RSAC 2024: Crowdstrike Falcon Cloud Security enhanced for cloud asset visualization

Last week at the RSA Conference 2024 (RSAC), cybersecurity firm Crowdstrike announced enhanced capabilities for its Falcon Cloud Security platform: Asset Graph and Query Builder. Falcon Cloud Security is Crowdstrike’s cloud-native application protection platform (CNAPP). The new capabilities provide more robust cloud asset visualization so enterprise customers can better understand risks and vulnerabilities.

The platform also uses the company’s previously announced Charlotte AI for generative artificial intelligence-powered cybersecurity analysis and response.

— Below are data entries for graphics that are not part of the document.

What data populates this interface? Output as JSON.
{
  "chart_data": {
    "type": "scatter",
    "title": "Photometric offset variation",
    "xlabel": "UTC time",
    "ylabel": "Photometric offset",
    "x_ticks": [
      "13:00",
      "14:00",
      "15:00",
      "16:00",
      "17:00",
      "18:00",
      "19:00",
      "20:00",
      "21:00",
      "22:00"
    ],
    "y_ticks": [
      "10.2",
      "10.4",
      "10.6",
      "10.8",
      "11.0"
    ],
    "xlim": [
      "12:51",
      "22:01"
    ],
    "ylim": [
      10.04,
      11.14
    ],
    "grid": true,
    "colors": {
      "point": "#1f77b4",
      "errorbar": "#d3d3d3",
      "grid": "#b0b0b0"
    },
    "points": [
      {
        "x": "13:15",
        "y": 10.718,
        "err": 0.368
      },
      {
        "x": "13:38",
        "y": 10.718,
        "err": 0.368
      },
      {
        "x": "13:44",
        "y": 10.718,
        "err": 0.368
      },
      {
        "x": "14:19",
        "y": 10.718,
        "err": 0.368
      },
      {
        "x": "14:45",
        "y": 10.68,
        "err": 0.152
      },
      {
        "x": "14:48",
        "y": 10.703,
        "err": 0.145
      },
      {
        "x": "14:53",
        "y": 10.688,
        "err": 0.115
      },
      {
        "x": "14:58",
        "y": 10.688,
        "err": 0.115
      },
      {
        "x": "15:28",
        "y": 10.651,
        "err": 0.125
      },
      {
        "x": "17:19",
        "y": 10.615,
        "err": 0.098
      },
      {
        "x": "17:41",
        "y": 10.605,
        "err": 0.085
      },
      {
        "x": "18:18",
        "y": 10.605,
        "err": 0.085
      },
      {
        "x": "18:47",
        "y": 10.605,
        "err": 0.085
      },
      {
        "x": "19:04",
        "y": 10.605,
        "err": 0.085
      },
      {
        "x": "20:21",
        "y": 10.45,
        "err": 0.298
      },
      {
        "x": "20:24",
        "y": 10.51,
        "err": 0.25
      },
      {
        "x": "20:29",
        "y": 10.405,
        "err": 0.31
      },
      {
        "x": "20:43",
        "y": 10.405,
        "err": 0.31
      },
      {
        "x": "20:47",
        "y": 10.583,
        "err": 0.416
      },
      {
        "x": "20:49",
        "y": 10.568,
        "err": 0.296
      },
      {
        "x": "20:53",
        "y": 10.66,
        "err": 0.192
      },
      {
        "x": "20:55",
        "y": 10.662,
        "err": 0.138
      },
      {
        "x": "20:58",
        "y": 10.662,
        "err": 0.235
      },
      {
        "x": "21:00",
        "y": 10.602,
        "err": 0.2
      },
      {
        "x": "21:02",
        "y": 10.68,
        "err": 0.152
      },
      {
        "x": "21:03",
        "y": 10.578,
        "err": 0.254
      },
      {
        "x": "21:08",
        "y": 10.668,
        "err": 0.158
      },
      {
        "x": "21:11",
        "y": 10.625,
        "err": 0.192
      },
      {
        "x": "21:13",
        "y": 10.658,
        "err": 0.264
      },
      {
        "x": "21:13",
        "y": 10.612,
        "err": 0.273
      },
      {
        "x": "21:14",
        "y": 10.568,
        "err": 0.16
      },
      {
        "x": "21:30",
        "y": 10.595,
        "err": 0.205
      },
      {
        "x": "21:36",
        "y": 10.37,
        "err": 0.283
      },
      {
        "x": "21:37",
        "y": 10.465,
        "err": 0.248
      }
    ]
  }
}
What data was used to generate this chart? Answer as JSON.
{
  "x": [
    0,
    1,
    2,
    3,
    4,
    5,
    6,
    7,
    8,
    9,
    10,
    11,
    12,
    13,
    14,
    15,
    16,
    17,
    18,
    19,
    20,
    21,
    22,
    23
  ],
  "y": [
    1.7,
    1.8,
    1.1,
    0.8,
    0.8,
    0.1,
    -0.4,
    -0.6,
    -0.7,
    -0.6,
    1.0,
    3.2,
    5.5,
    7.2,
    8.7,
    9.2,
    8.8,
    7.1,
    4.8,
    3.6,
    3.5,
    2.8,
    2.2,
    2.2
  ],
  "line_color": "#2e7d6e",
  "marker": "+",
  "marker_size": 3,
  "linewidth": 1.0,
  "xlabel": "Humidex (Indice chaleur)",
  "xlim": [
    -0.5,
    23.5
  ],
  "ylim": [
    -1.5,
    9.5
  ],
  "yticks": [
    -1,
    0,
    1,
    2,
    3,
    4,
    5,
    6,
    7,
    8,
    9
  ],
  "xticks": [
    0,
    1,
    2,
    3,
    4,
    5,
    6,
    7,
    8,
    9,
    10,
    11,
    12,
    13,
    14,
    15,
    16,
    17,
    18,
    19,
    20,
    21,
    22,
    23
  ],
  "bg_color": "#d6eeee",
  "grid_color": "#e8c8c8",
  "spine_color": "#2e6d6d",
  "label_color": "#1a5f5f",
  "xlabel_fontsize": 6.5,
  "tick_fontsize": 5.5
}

Falcon Cloud Security supports new AWS services, including EC2, S3, IAM, RDS, and container images. CrowdStrike customers can quickly understand where their cloud weaknesses would allow adversaries to:

• Gain initial access to their AWS environment
• Move laterally to access vital cloud computing resources
• Extract data from storage buckets

Crowdstrike Falcon Asset Graph

The Crowdstrike Asset Graph allows customers to investigate security incidents and cyberattacks quickly and proactively resolve cloud vulnerabilities.

Crowdstrike elaborates in their press release that Asset Graph will assist security operations center analysts with faster time to detection and remediation.

“Both indicators of attack (IOAs) and indicators of misconfiguration (IOMs) are available for each managed cloud asset. With this knowledge, security teams can quickly identify each asset that allows for initial access to their cloud. Furthermore, sensitive compute and storage assets are automatically traced to upstream security groups and network access lists that allow for initial access. Using Falcon’s attack path analysis, security teams quickly see the remediation steps required to protect their cloud from adversaries.”

Crowdstrike Falcon Query Builder

The Crowdstrike Query Builder will allow SOC analysts to further investigate findings using natural language prompts. Analysts can use Query Builder to answer questions such as, “which EC2 instances are internet-facing and contain critical security risks?”

Crowdstrike Falcon, Query Builder, and Asset Graph support hybrid and multi-cloud architectures. Existing and new Crowdstrike customers can contact the company to test the upgraded CNAPP platform today or request a free cybersecurity health check.

Crowdstrike and Google Cloud agree to new strategic partnership

Finally, the company announced an expanded strategic partnership with Google Cloud for AI-native cybersecurity. According to the press release, the expanded partnership will “power Mandiant’s Incident Response (IR) and Managed Detection and Response (MDR) services leveraging the CrowdStrike Falcon platform and the Google Cloud Security Operations platform.”

CrowdStrike’s Endpoint Detection and Response (EDR), Identity Threat Detection and Response (ITDR), and Exposure Management solutions will optionally integrate with the Google Cloud Security Operations platform.